Aggregate domestic sales accounted for 38 784 units, which represented a decline of 13.9% [5 629 units] compared to the 40 413 vehicles sold in January 2020, according to The National Association of Automobile Manufacturers of South Africa (Naamsa).
“Export sales recorded a second consecutive month of solid growth in January 2021 and at 22 771 units reflected an increase of 6 468 units, or 39,7%, compared to the 16 303 vehicles exported in January 2020,” said the association in a statement.
Overall, out of the total reported industry sales of 34 784 vehicles, an estimated 28 716 units, or 82,6%, represented dealer sales, an estimated 11,4% represented sales to the vehicle rental industry, 3,5% sales to government, and 2,5% to industry corporate fleets.
The January 2021 new passenger car market at 23 853 units had registered a decline of 5 220 cars, or a fall of 18,0%, compared to the 29 073 new cars sold in January last year. The car rental industry accounted for a sound 16,1% of car sales in January 2021.
Domestic sales of new light commercial vehicles, bakkies and mini-buses at 9 301 units during January 2021 had recorded a modest decline of 479 units, or a fall of 4,9%, from the 9 780 light commercial vehicles sold during the corresponding month last year.

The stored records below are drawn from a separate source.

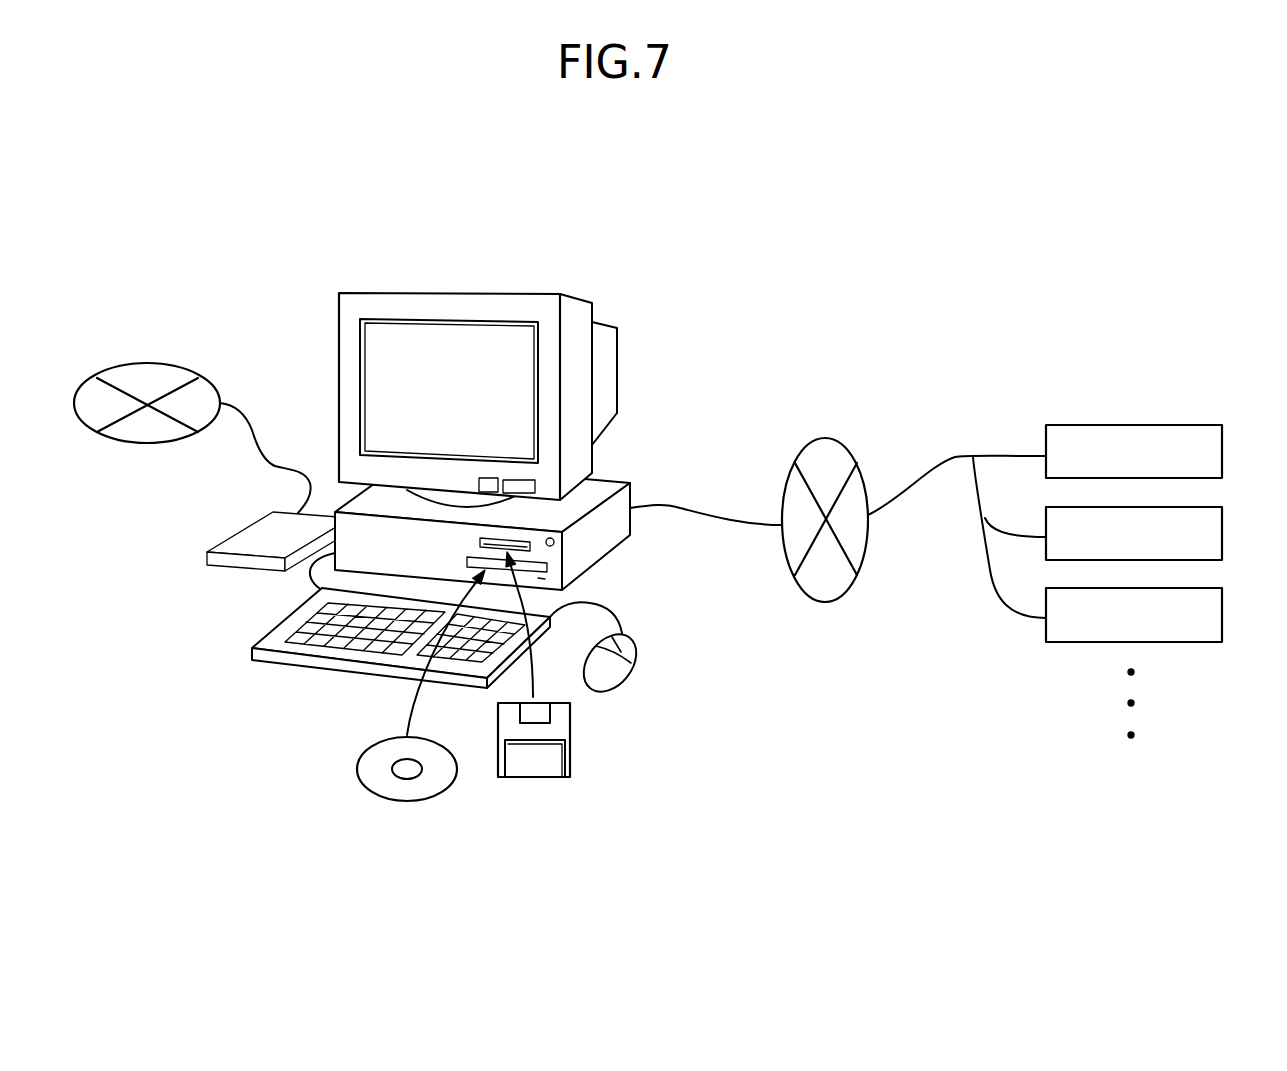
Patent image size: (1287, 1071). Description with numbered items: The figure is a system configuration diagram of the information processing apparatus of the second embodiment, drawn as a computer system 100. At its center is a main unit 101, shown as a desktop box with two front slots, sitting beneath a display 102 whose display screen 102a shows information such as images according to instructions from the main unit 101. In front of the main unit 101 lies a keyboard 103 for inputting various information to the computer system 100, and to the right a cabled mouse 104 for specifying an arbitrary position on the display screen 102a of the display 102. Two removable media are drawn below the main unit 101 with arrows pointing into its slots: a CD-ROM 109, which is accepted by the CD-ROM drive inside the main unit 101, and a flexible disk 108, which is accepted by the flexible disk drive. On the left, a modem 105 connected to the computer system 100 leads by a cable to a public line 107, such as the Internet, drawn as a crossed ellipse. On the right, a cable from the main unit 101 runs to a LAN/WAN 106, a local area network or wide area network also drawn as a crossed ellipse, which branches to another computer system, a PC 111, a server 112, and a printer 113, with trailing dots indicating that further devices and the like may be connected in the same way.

The computer system 100 is at (537, 250).
The main unit 101 is at (600, 483).
The display 102 is at (498, 356).
The display screen 102a is at (440, 367).
The keyboard 103 is at (277, 633).
The mouse 104 is at (612, 670).
The modem 105 is at (260, 535).
The LAN/WAN 106 is at (825, 603).
The public line 107 is at (132, 433).
The flexible disk 108 is at (530, 763).
The CD-ROM 109 is at (357, 768).
The another computer system (PC) 111 is at (1218, 446).
The server 112 is at (1218, 530).
The printer 113 is at (1218, 611).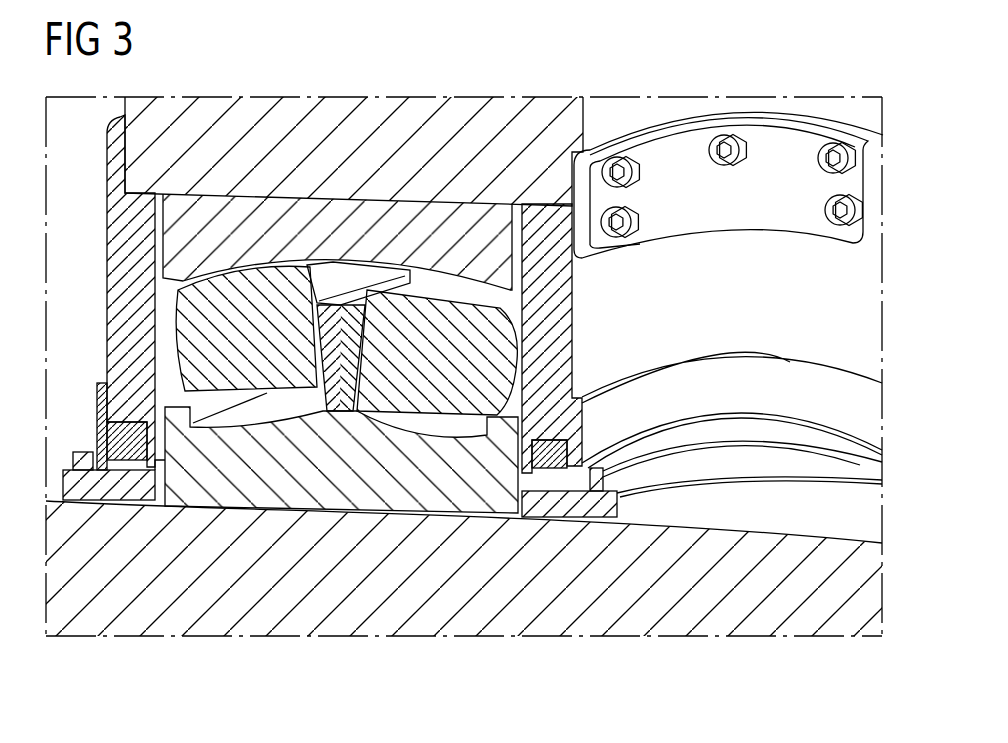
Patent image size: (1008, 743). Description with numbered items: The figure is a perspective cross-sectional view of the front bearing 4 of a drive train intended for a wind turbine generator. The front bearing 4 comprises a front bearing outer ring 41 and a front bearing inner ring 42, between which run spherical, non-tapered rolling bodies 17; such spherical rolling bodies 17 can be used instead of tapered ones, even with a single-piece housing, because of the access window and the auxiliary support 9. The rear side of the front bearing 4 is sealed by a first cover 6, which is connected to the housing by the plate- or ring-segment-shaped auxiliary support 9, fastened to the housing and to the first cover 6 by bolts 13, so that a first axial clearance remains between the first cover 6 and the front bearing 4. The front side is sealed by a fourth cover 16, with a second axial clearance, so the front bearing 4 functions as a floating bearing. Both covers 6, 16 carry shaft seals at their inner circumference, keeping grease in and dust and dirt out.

The front bearing 4 is at (464, 591).
The front bearing outer ring 41 is at (354, 133).
The front bearing inner ring 42 is at (464, 591).
The first cover 6 is at (569, 360).
The auxiliary support 9 is at (728, 156).
The bolts 13 is at (731, 186).
The fourth cover 16 is at (106, 307).
The rolling bodies 17 is at (341, 340).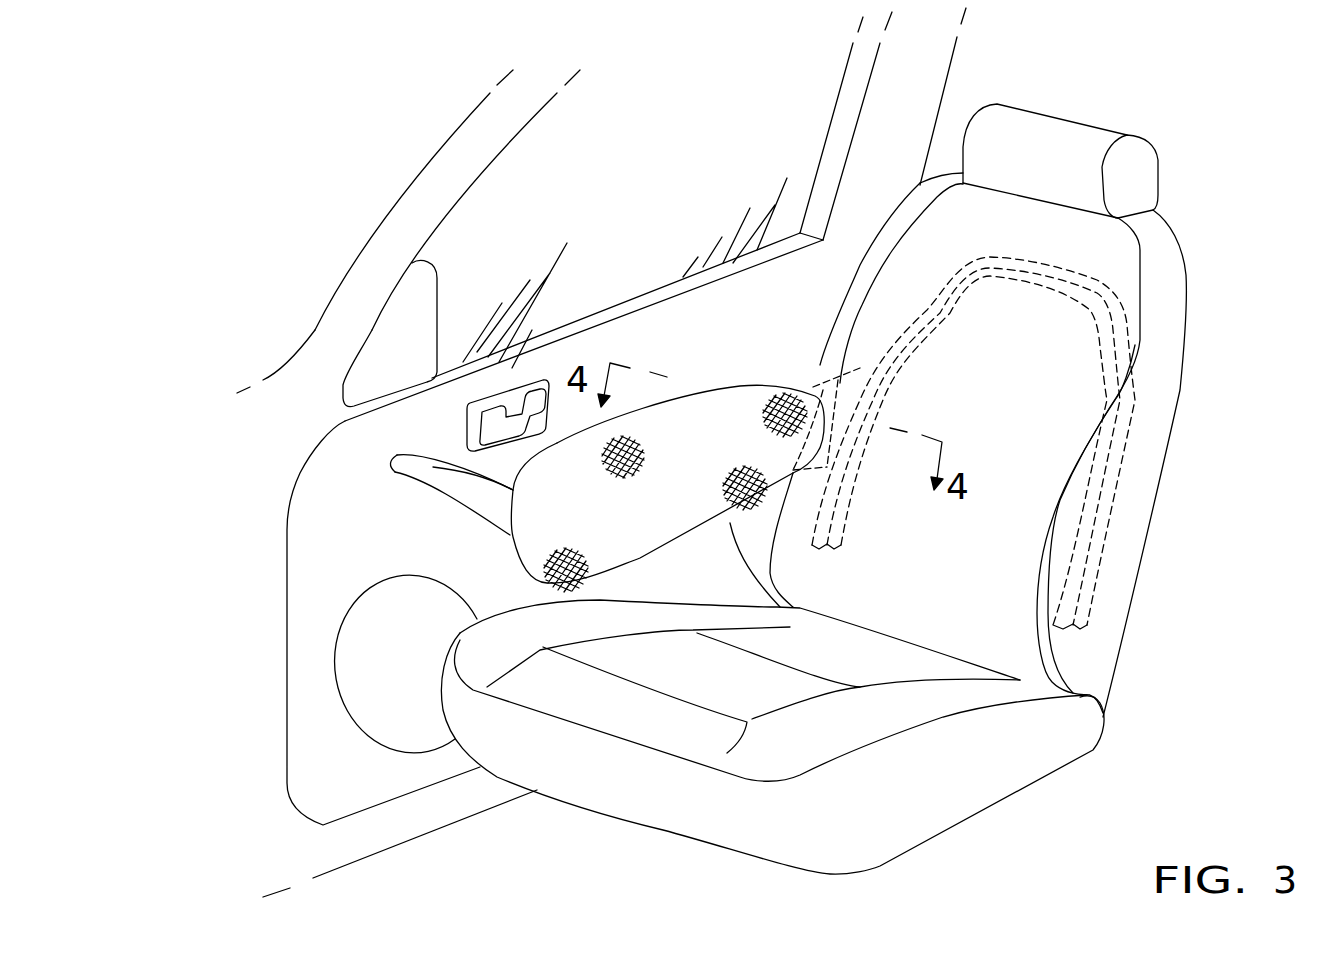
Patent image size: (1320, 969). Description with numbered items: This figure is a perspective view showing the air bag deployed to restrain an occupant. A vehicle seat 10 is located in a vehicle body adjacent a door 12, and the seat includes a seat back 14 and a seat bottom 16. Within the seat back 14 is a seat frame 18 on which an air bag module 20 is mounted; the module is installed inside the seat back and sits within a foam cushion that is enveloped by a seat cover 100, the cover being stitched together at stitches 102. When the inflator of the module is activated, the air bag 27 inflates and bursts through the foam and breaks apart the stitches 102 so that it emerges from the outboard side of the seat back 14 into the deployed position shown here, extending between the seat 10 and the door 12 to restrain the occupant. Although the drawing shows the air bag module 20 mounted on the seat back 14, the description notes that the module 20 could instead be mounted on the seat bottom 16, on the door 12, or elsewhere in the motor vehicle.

The vehicle seat 10 is at (866, 489).
The door 12 is at (292, 527).
The seat back 14 is at (1009, 410).
The seat bottom 16 is at (948, 802).
The seat frame 18 is at (1107, 500).
The air bag module 20 is at (840, 378).
The air bag 27 is at (700, 415).
The seat cover 100 is at (1125, 270).
The stitches 102 is at (845, 352).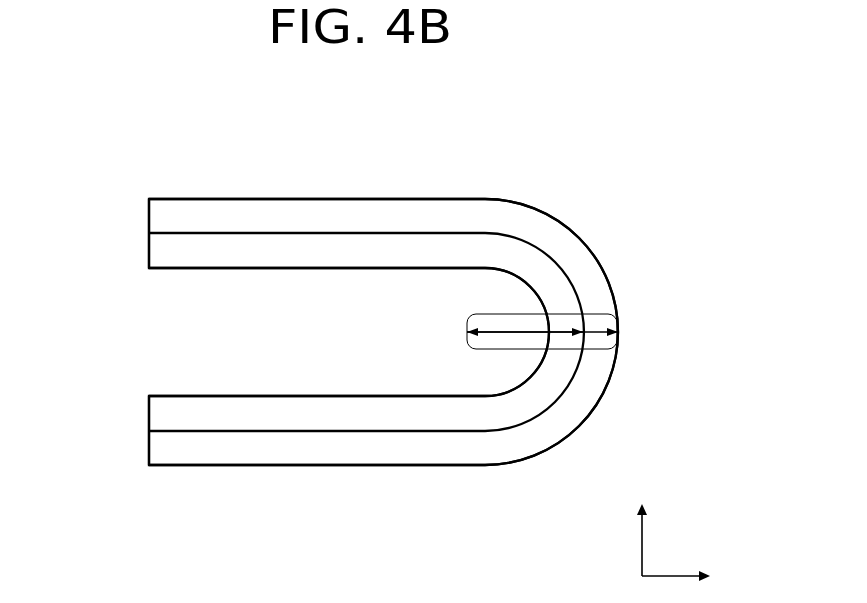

Sales for medium and heavy truck segments of the industry reflected a positive performance and at 497 units and 1 133 units, respectively, showed zero change in the case of medium commercial vehicles, and, in the case of heavy trucks and buses an increase of 70 vehicles, or a gain of 6,6%, compared to the corresponding month last year.
The January 2021 the exports sales number at 22 771 units represented a noteworthy increase of 6 468 vehicles or 39,7% compared to the 16 303 vehicles exported in January 2020. The current upward momentum in vehicle exports bodes well for a much-improved performance this year compared to 2020.
For the first quarter of 2021 trading conditions in the new vehicle market are expected to remain challenging due to slow demand compared with the pre-COVID-19 first quarter comparison, exchange rate volatility and the negative impact on household expenditure by fuel and electricity price increases. However, considering the close correlation between new-vehicle sales and the country’s GDP growth rate, the Reserve Bank’s forecast of a domestic economic growth rate of 3,6% for 2021 presents a favourable scenario for a sound rebound of the new vehicle market in 2021, from the exceptional low base in 2020. It should be noted that the 2020 new vehicle market recorded its lowest aggregate sales total in 18 years.
The macroeconomic effects of COVID-19 will, therefore, continue to undermine business and consumer confidence and inhibit growth over the medium term. Although the current low interest rates, coupled with low inflation, could be regarded as building blocks to stimulate the new vehicle market, a full recovery to pre-COVID-19 new vehicle sales levels could take around three years.
Vehicle export numbers have been regaining momentum but in terms of a recovery much will depend on an improvement in the economic climate of the South African automotive industry’s main trading partners. Vehicle exports are important to the viability of the domestic automotive industry as exporting remains key to generate sufficient economies of scale and to achieve improved international competitiveness.